Nicolas Sarkozy en visite dans le Gard le mardi 4 octobre 2011.
Nicolas Sarkozy en visite dans le Gard le mardi 4 octobre 2011.

Reuters

Courage et sang-froig: Nicolas Sarkozy a déclaré mardi s'inspirer des valeurs cévenoles dans son action, confirmant au passage l'abrogation de permis d'exploration de gaz de schiste qui ont beaucoup inquiété cette région sauvage.

En visite dans le Gard pour marquer le classement des Causses et des Cévennes au patrimoine mondial de l'Unesco, le chef de l'Etat a tenu à célébrer l'héritage de la «liberté de conscience» pour laquelle se sont battus les Camisards au début du XVIIIe siècle dans ce haut-lieu du protestantisme.

«Je voudrais vous dire que je m'inspire beaucoup de ces valeurs cévenoles face à la crise que le monde connaît: résistance, courage, sang-froid», a-t-il dit lors d'un discours prononcé à Alès. Il a confirmé l'abrogation, annoncée la veille par la ministre de l'Ecologie Nathalie Kosciusko-Morizet, «des trois permis d'exploration de gaz de schiste qui concernaient votre région».

Evoquant la loi votée en juillet qui interdit la technique, jugée polluante, de fracturation hydraulique pour l'exploration et l'exploitation de ces gaz et huiles de schiste, il a demandé à la ministre, qui l'accompagnait, de s'assurer que les autres permis accordés «soient strictement limités aux activités conventionnelles».

Liberté de conscience

«L'exploitation des ressources en hydrocarbures contenues dans notre sous-sol est un enjeu stratégique pour notre pays, mais pas à n'importe quel prix», a-t-il déclaré: «Cela ne se fera pas tant qu'il n'aura pas été démontré que les techniques utilisées (...) sont respectueuses de l'environnement, de la complexité des sols et des réseaux hydrologiques». «Ça ne se fera pas aux prix d'une fragmentation des terres qui massacrerait ce paysage presque spirituel que l'Unesco a justement choisi de classer au patrimoine mondial de l'humanité». Les trois permis abrogés, qui avaient suscité des manifestations hostiles dans la région, avaient été accordés au groupe américain Schuepbach en Ardèche et dans l'Aveyron, et à Total à Montélimar.

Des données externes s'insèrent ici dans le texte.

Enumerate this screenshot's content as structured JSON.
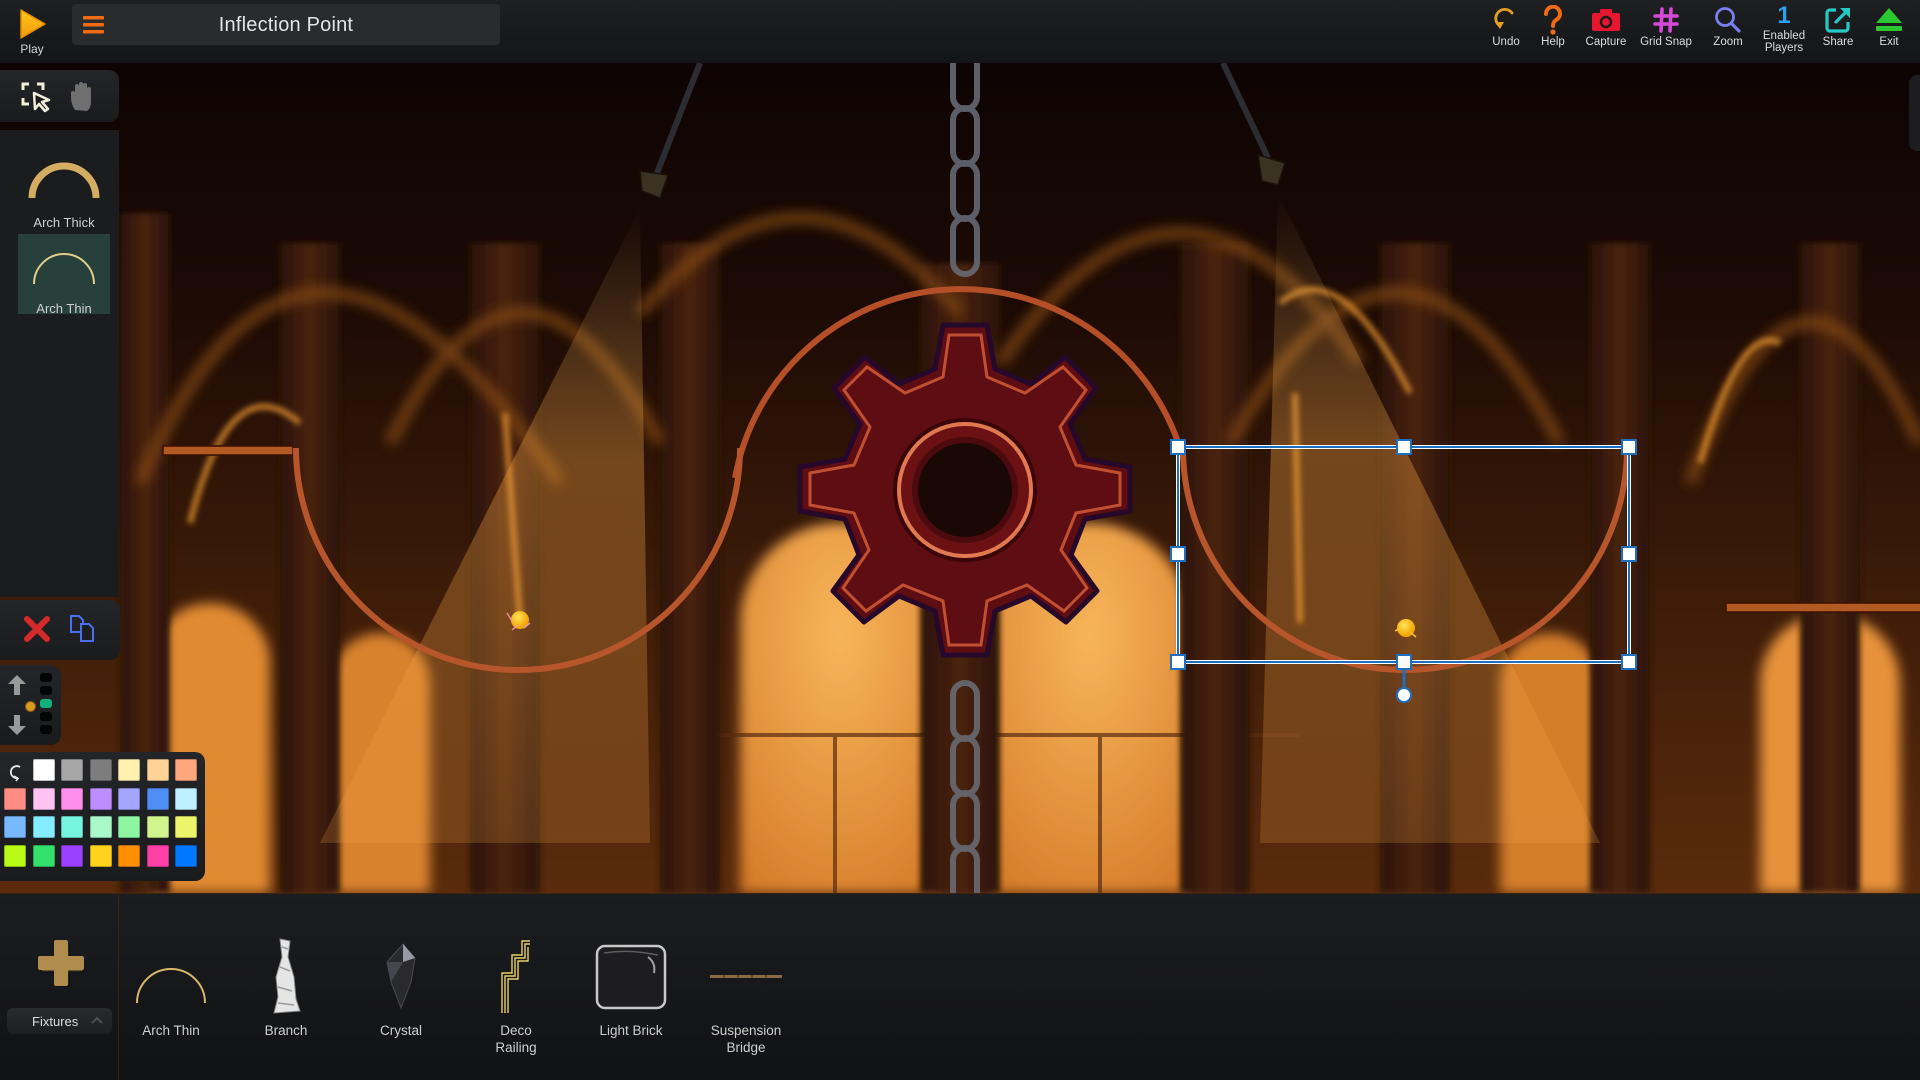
{
  "app": {
    "play_label": "Play",
    "level_title": "Inflection Point"
  },
  "toolbar": [
    {
      "id": "undo",
      "label": "Undo",
      "icon": "undo-icon",
      "color": "#e3a020"
    },
    {
      "id": "help",
      "label": "Help",
      "icon": "question-icon",
      "color": "#ee6a16"
    },
    {
      "id": "capture",
      "label": "Capture",
      "icon": "camera-icon",
      "color": "#e5162e"
    },
    {
      "id": "grid-snap",
      "label": "Grid Snap",
      "icon": "grid-hash-icon",
      "color": "#d64ad8"
    },
    {
      "id": "zoom",
      "label": "Zoom",
      "icon": "magnifier-icon",
      "color": "#7a7ff0"
    },
    {
      "id": "enabled-players",
      "label": "Enabled Players",
      "label_line1": "Enabled",
      "label_line2": "Players",
      "value": "1",
      "color": "#2aa0f0"
    },
    {
      "id": "share",
      "label": "Share",
      "icon": "share-icon",
      "color": "#25c9c6"
    },
    {
      "id": "exit",
      "label": "Exit",
      "icon": "eject-icon",
      "color": "#2bc832"
    }
  ],
  "left_panel": {
    "tools": [
      {
        "id": "select",
        "icon": "marquee-select-icon",
        "active": true
      },
      {
        "id": "pan",
        "icon": "hand-icon",
        "active": false
      }
    ],
    "shapes": [
      {
        "label": "Arch Thick",
        "active": false
      },
      {
        "label": "Arch Thin",
        "active": true
      }
    ],
    "actions": [
      {
        "id": "delete",
        "icon": "delete-x-icon",
        "color": "#d42a2a"
      },
      {
        "id": "duplicate",
        "icon": "duplicate-icon",
        "color": "#4a6ef0"
      }
    ],
    "layers": {
      "count": 5,
      "active_index": 2,
      "active_color": "#14b07a"
    },
    "palette": {
      "reset_icon": "reset-color-icon",
      "colors": [
        "#ffffff",
        "#a7a7a7",
        "#7d7d7d",
        "#fff0b0",
        "#ffd296",
        "#ffa77c",
        "#ff8c84",
        "#ffc3f2",
        "#ff8fea",
        "#bd8cff",
        "#a2a6ff",
        "#4f8ef5",
        "#bff0ff",
        "#78b8ff",
        "#84ecff",
        "#75f5de",
        "#a8f8c8",
        "#8cf5a2",
        "#cff58c",
        "#eaf56a",
        "#b7fa15",
        "#32e06c",
        "#9b40ff",
        "#ffd21c",
        "#ff8f00",
        "#ff3fa5",
        "#0078ff"
      ]
    }
  },
  "fixtures_bar": {
    "category_label": "Fixtures",
    "add_icon": "plus-icon",
    "items": [
      {
        "label": "Arch Thin",
        "line1": "Arch Thin",
        "line2": ""
      },
      {
        "label": "Branch",
        "line1": "Branch",
        "line2": ""
      },
      {
        "label": "Crystal",
        "line1": "Crystal",
        "line2": ""
      },
      {
        "label": "Deco Railing",
        "line1": "Deco",
        "line2": "Railing"
      },
      {
        "label": "Light Brick",
        "line1": "Light Brick",
        "line2": ""
      },
      {
        "label": "Suspension Bridge",
        "line1": "Suspension",
        "line2": "Bridge"
      }
    ]
  },
  "scene": {
    "selection": {
      "object": "Arch Thin",
      "handles": 8,
      "rotation_handle": true,
      "color": "#1e6fc0"
    },
    "objects": [
      "lamp-left",
      "lamp-right",
      "chain",
      "gear",
      "arch-ring-top",
      "bowl-left",
      "bowl-right-selected",
      "ledge-left",
      "ledge-right",
      "ball-left",
      "ball-right"
    ]
  }
}
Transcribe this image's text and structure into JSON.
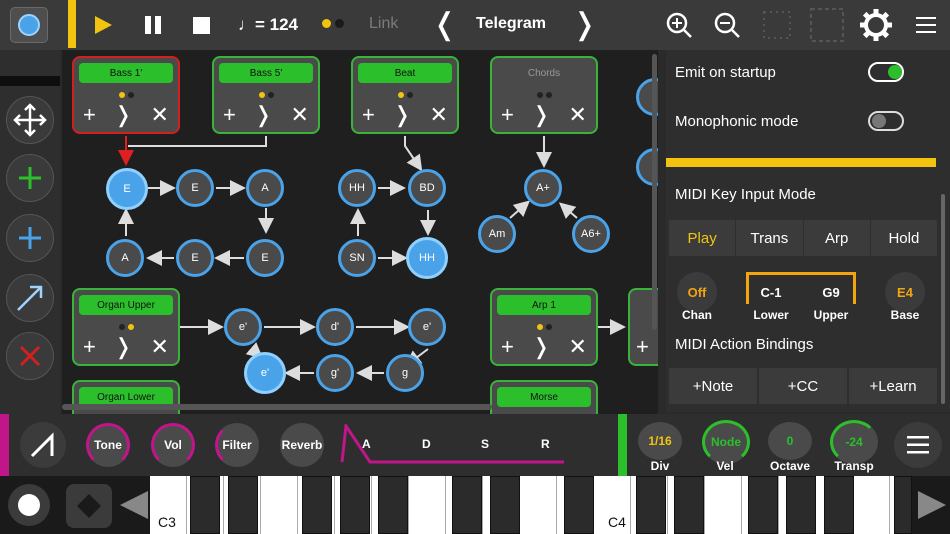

Nicolas Sarkozy avait entamé sa visite par le musée du village de Mialet, près d'Alès, qui retrace l'histoire du protestantisme et de la révolte des Camisards dans les Cévennes, où le pouvoir royal a tenté d'éradiquer la «religion prétendue réformée». A la sortie, il s'est déclaré «très ému» de venir dans un tel «lieu de mémoire, un lieu sacré pour les protestants, qui a un message qui va bien au-delà de la seule communauté protestante». «Le don des protestants à la France, c'est la liberté de conscience», a-t-il ajouté.

Le président de la République, qui a à plusieurs reprises dans le passe célébré l' «héritage chrétien de la France», s'adressait à une communauté qui a environ deux millions d'adeptes dans l'Hexagone. Jeudi, ce sera au tour des 600.000 Arméniens de France d'être l'objet de ses attentions à l'occasion d'une visite d'Etat en Arménie, où il emmène avec lui le plus célèbre des membres de cette communauté, le chanteur Charles Aznavour.